Friday, April 11, 2008

The oderr of teh ltetres dsone't mteatr

Have you seen the "study" which claims that your brain is such an amazing thing that it is able to decode words and sentences even if the letters are in the wrong order? Supposedly, all that matters is that the first and last letter are in the right spot.

This is good news for me, because as I've been reading my past posts today, I discovered that I am a terrible proofreader. My posts are littered with errors. Mostly little ones, I see. No comma here, no apostrophe there. It appears my favorite error is to replace one tiny word with a different tiny word. Swap "and" for "the." Type "of" instead of "in." I also like to leave letters off the ends of words, especially "d," "s," and "r."

My defense is two-part. First: I don't really proofread at all. I just read for content once and then spell-check and then post. Second: I have my computer screen at work positioned at an odd angle so people at the door can't see what I'm working on. It's actually a little hard for me to see as well. Also, I have a big desk and a relatively small monitor so I'd really have to lean in to proofread and then, well, it would be pretty obvious that I'm not working.

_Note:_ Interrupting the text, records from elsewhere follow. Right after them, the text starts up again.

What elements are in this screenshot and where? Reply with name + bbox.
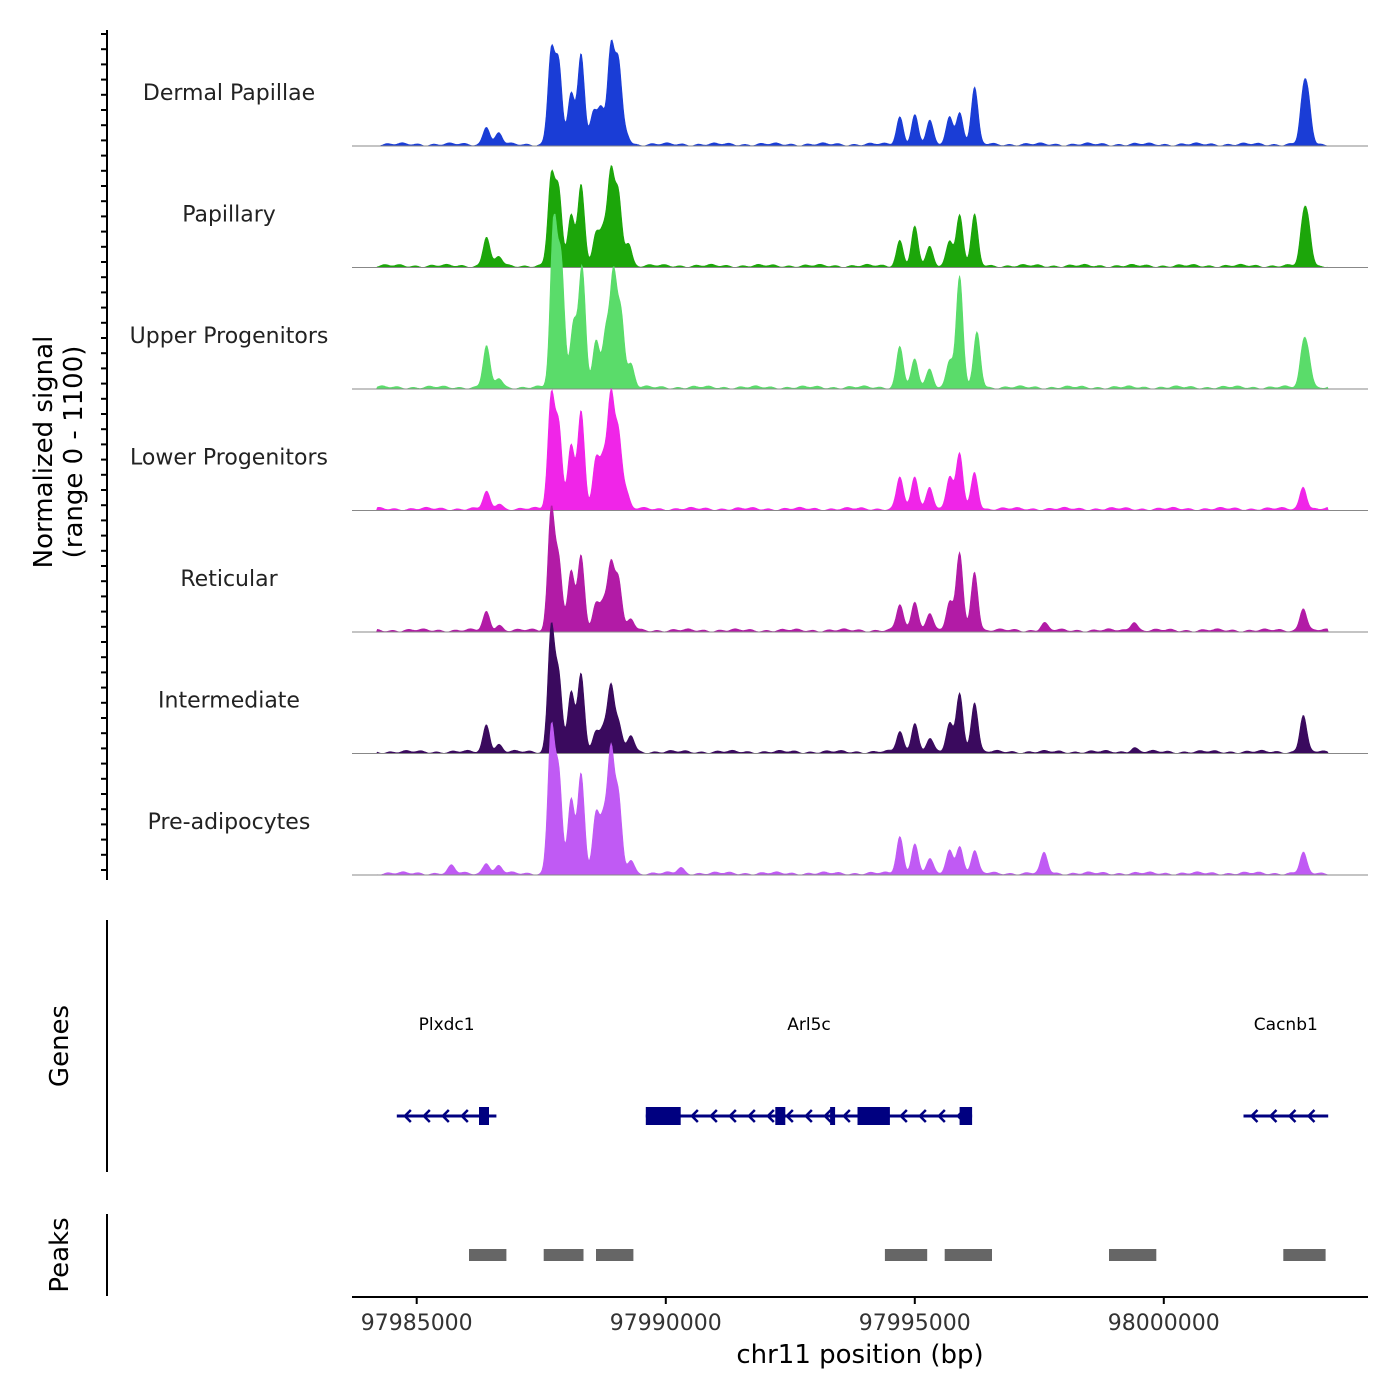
strand-arrow	[804, 1109, 813, 1123]
strand-arrow	[918, 1109, 927, 1123]
strand-arrow	[785, 1109, 794, 1123]
strand-arrow	[937, 1109, 946, 1123]
strand-arrow	[1268, 1109, 1278, 1123]
strand-arrow	[747, 1109, 756, 1123]
gene-arl5c: Arl5c	[645, 1015, 973, 1125]
strand-arrow	[709, 1109, 718, 1123]
coverage-area	[352, 387, 1368, 511]
strand-arrow	[403, 1109, 412, 1123]
strand-arrow	[441, 1109, 450, 1123]
coverage-area	[352, 721, 1368, 876]
gene-exon	[645, 1107, 681, 1125]
track-papillary: Papillary	[182, 164, 1368, 268]
track-upper-progenitors: Upper Progenitors	[130, 213, 1368, 390]
peaks-axis-title: Peaks	[45, 1217, 75, 1292]
peak-region	[469, 1249, 507, 1261]
strand-arrow	[766, 1109, 775, 1123]
strand-arrow	[899, 1109, 908, 1123]
x-tick-label: 98000000	[1108, 1311, 1220, 1336]
track-label: Upper Progenitors	[130, 324, 329, 349]
y-axis-subtitle: (range 0 - 1100)	[59, 346, 89, 559]
strand-arrow	[1249, 1109, 1259, 1123]
track-pre-adipocytes: Pre-adipocytes	[148, 721, 1368, 876]
strand-arrow	[842, 1109, 851, 1123]
track-label: Pre-adipocytes	[148, 810, 311, 835]
peak-region	[1283, 1249, 1326, 1261]
strand-arrow	[690, 1109, 699, 1123]
peaks-panel: Peaks	[45, 1214, 1326, 1296]
y-axis-title: Normalized signal	[29, 336, 59, 569]
track-label: Reticular	[180, 567, 278, 592]
strand-arrow	[1287, 1109, 1297, 1123]
coverage-area	[352, 213, 1368, 390]
gene-plxdc1: Plxdc1	[396, 1015, 497, 1125]
x-tick-label: 97995000	[859, 1311, 971, 1336]
gene-exon	[857, 1107, 890, 1125]
gene-exon	[775, 1107, 786, 1125]
genes-axis-title: Genes	[45, 1005, 75, 1087]
signal-y-axis	[101, 30, 108, 880]
strand-arrow	[1306, 1109, 1316, 1123]
track-label: Papillary	[182, 203, 276, 228]
peak-regions	[469, 1249, 1326, 1261]
genes-panel: Genes Plxdc1 Arl5c Cacnb1	[45, 920, 1329, 1172]
gene-name: Plxdc1	[419, 1015, 475, 1035]
gene-exon	[479, 1107, 489, 1125]
peak-region	[1109, 1249, 1157, 1261]
track-label: Intermediate	[158, 689, 300, 714]
peak-region	[596, 1249, 634, 1261]
coverage-tracks: Dermal Papillae Papillary Upper Progenitor…	[130, 39, 1368, 876]
strand-arrow	[823, 1109, 832, 1123]
x-axis: 97985000 97990000 97995000 98000000 chr11 p…	[352, 1296, 1368, 1370]
track-label: Lower Progenitors	[130, 446, 328, 471]
x-axis-ticks: 97985000 97990000 97995000 98000000	[361, 1297, 1220, 1336]
coverage-area	[352, 164, 1368, 268]
strand-arrow	[460, 1109, 469, 1123]
coverage-area	[352, 39, 1368, 147]
signal-y-axis-ticks	[101, 33, 107, 871]
track-lower-progenitors: Lower Progenitors	[130, 387, 1368, 511]
x-axis-title: chr11 position (bp)	[736, 1340, 983, 1370]
coverage-area	[352, 622, 1368, 754]
strand-arrow	[728, 1109, 737, 1123]
peak-region	[543, 1249, 584, 1261]
peak-region	[884, 1249, 928, 1261]
track-label: Dermal Papillae	[143, 81, 315, 106]
x-tick-label: 97985000	[361, 1311, 473, 1336]
track-intermediate: Intermediate	[158, 622, 1368, 754]
gene-cacnb1: Cacnb1	[1243, 1015, 1329, 1123]
track-dermal-papillae: Dermal Papillae	[143, 39, 1368, 147]
gene-name: Arl5c	[787, 1015, 831, 1035]
peak-region	[944, 1249, 992, 1261]
gene-exon	[959, 1107, 973, 1125]
track-reticular: Reticular	[180, 505, 1368, 633]
coverage-area	[352, 505, 1368, 633]
gene-name: Cacnb1	[1254, 1015, 1318, 1035]
gene-models: Plxdc1 Arl5c Cacnb1	[396, 1015, 1329, 1125]
strand-arrow	[422, 1109, 431, 1123]
x-tick-label: 97990000	[610, 1311, 722, 1336]
gene-exon	[830, 1107, 836, 1125]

My job doesn't require leaning on a regular basis.

When I post I also try to make my writing approximate how I actually talk, so that explains the run-on sentences and certain other quirks and oddities.

I came across this a while ago and I absolutely agree with her. When I looked it up to link it to this post, it cross-referenced with another post called "Writing without typos is totally outdated."

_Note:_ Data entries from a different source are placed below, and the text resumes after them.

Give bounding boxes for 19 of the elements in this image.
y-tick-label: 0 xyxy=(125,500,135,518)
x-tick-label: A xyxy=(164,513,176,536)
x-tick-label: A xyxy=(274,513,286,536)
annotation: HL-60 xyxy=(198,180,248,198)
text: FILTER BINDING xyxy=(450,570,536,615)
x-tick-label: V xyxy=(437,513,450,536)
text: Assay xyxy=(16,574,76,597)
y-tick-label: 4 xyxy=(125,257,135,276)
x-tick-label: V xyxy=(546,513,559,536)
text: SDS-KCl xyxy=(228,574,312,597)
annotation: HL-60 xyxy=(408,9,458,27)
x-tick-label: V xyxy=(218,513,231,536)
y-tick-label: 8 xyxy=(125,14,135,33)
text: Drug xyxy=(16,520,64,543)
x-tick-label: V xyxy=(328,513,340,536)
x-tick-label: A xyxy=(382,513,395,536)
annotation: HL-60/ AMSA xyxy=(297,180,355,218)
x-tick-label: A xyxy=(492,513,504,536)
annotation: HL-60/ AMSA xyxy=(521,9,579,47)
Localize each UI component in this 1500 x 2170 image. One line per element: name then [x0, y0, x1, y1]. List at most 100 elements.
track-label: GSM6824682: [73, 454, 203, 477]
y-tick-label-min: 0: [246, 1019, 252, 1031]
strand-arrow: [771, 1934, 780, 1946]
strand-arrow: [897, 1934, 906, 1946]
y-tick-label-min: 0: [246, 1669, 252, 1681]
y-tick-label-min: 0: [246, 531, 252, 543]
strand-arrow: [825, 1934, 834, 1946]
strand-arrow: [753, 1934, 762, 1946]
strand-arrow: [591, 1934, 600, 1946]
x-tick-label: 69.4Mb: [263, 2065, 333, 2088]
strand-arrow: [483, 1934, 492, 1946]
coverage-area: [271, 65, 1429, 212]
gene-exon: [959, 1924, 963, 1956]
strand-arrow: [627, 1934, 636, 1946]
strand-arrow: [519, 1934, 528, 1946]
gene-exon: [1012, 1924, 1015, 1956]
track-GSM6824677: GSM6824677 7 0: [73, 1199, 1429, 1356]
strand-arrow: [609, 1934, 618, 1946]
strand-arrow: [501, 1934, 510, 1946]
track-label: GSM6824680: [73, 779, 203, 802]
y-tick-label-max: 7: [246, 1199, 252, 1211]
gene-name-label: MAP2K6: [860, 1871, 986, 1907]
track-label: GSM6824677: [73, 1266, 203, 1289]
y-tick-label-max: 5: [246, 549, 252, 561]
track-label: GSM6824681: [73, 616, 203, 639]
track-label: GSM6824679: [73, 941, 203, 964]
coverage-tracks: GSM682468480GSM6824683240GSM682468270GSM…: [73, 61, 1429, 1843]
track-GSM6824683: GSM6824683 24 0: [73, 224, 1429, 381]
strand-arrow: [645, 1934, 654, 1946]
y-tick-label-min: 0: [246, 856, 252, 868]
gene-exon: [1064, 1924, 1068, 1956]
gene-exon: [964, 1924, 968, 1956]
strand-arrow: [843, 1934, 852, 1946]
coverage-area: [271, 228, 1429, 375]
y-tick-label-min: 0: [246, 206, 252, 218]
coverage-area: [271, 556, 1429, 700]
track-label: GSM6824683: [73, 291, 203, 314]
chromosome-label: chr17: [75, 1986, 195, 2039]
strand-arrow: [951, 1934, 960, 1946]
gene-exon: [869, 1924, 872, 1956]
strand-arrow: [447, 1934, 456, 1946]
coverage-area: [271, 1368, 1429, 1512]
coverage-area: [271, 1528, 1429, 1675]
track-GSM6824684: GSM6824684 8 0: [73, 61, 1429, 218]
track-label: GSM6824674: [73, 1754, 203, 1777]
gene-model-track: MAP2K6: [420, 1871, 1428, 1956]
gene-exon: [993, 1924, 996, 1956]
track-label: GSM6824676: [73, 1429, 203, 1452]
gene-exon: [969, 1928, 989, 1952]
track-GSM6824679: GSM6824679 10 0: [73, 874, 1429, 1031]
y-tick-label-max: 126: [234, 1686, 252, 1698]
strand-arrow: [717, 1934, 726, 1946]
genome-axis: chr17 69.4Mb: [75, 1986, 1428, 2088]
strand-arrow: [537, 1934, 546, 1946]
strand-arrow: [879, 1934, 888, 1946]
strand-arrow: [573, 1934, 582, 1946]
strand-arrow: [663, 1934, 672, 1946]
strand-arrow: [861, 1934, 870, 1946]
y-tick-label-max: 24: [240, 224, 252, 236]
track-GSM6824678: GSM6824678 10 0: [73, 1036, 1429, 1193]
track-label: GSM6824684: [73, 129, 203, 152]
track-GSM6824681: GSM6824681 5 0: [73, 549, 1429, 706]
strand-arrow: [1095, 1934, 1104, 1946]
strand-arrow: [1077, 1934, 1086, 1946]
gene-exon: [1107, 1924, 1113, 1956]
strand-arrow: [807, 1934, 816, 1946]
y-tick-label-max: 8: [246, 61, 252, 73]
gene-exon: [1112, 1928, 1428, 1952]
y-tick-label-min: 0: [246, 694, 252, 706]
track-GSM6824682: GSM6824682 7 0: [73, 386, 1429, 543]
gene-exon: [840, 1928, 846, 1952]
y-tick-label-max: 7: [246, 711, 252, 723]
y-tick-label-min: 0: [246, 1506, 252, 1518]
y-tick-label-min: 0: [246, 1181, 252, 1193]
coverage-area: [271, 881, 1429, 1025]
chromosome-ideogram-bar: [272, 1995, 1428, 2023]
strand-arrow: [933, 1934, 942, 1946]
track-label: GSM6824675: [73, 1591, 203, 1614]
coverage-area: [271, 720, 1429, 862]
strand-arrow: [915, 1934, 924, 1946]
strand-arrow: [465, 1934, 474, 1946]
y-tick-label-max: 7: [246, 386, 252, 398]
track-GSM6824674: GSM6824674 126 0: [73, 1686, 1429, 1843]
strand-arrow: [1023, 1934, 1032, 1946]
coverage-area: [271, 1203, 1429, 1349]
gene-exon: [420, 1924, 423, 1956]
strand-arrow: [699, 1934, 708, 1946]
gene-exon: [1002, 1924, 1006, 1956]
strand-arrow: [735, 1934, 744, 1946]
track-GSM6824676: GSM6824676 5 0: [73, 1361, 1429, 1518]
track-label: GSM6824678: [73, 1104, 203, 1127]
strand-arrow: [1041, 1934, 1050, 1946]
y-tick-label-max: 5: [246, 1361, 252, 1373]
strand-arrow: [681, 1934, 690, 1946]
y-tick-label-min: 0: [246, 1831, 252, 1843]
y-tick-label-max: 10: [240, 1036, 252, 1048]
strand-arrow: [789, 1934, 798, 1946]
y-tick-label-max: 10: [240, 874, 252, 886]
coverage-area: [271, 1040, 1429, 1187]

I'm totally down with that.

3 comments:

Shauna said...

"Perfectionists are hypercritical to the point that they can’t support people around them."

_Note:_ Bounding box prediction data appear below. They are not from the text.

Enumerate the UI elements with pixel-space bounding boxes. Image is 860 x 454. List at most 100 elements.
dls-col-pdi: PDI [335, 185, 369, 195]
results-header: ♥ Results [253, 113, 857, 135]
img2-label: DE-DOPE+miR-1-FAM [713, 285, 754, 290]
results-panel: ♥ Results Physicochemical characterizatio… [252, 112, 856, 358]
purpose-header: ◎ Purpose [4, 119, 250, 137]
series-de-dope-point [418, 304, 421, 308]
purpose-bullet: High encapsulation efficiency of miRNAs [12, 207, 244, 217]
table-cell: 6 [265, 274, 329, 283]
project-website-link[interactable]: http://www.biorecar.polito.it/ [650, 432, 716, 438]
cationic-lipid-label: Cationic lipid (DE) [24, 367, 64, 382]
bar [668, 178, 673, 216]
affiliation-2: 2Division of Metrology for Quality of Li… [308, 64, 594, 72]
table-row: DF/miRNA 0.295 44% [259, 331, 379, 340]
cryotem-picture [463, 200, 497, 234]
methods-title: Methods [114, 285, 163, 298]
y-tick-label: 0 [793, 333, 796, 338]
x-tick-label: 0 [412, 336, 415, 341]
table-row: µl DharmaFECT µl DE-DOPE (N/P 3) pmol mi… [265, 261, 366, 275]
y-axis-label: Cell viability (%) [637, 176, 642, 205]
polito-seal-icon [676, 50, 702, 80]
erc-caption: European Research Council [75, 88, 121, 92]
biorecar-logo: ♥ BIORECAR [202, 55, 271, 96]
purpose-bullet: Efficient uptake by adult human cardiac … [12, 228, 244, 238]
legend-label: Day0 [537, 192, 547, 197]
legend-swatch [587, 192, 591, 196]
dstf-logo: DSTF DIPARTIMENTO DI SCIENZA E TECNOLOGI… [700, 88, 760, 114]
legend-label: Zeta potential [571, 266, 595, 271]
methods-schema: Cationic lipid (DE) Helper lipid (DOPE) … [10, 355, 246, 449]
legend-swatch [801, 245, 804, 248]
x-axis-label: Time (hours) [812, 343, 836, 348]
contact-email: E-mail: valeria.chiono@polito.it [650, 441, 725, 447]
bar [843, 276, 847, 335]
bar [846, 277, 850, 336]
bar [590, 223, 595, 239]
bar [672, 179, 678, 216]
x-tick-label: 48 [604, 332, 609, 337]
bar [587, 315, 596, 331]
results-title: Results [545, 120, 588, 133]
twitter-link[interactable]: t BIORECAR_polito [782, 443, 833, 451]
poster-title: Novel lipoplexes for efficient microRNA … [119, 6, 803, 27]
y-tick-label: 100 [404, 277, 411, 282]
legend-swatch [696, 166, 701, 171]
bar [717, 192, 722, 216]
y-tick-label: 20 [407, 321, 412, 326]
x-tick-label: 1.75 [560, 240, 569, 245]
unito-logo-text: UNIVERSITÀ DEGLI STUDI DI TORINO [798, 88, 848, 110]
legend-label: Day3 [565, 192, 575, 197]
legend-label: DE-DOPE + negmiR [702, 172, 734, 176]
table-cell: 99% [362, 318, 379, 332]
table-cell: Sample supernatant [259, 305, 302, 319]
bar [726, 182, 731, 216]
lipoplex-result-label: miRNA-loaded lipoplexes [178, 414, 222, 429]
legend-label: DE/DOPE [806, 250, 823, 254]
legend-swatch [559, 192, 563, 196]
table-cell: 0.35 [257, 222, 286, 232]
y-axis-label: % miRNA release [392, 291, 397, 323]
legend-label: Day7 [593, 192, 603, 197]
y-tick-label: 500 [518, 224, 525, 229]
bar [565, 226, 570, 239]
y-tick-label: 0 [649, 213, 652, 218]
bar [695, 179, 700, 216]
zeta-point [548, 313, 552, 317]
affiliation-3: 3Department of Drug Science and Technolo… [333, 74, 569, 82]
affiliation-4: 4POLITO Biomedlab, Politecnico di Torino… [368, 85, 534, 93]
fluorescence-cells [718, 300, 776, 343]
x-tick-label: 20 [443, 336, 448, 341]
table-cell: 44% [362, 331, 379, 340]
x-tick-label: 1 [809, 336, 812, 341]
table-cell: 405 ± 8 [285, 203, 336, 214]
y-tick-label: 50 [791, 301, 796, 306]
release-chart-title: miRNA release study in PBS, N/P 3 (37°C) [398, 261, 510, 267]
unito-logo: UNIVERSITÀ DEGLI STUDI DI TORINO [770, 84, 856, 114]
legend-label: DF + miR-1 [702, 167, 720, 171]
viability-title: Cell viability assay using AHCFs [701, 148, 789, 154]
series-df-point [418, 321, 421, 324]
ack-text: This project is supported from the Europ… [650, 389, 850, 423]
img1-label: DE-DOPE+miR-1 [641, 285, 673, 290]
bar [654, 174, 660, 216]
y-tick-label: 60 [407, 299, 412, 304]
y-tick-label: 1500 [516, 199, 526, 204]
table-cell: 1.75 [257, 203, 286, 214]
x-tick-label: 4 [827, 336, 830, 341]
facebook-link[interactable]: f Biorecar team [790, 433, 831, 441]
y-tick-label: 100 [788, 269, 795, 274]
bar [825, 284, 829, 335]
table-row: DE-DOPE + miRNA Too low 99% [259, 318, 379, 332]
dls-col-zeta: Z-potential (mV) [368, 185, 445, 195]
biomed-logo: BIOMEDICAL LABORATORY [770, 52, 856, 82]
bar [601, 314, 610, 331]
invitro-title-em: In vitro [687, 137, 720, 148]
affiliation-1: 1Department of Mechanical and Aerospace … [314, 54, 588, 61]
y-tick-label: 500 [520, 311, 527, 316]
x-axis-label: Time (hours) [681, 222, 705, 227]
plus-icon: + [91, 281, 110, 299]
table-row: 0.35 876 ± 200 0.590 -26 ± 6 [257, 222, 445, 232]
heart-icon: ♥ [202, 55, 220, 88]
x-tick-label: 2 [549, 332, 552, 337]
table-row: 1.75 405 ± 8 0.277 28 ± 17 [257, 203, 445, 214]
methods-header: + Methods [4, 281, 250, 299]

Speaking of hypercritical... Did you SEE how MEAN she was to all the poor, innocent perfectionists? *So offended*

Anonymous said...

When her article de-crying perfectionism appeared on Yahoo it was met with a vicious yalp from all the perfectionists out there.

"Well, I'm a HEART SURGEON and I'm sorry, but 'close enough' just isn't good enough in my profession."

They totally missed the point. It's worthless to try to be perfect about everything. Just pick the things that matter. If you're being a perfectionist about something just to make yourself *feel* good, then it's probably not a worthy cause. Plus if you're making yourself *feel* good by being a perfectionist, you're probably making others feel like crap in the process.

Shauna said...

I'm sorry that my perfection makes you feel like crap. I love you anyway.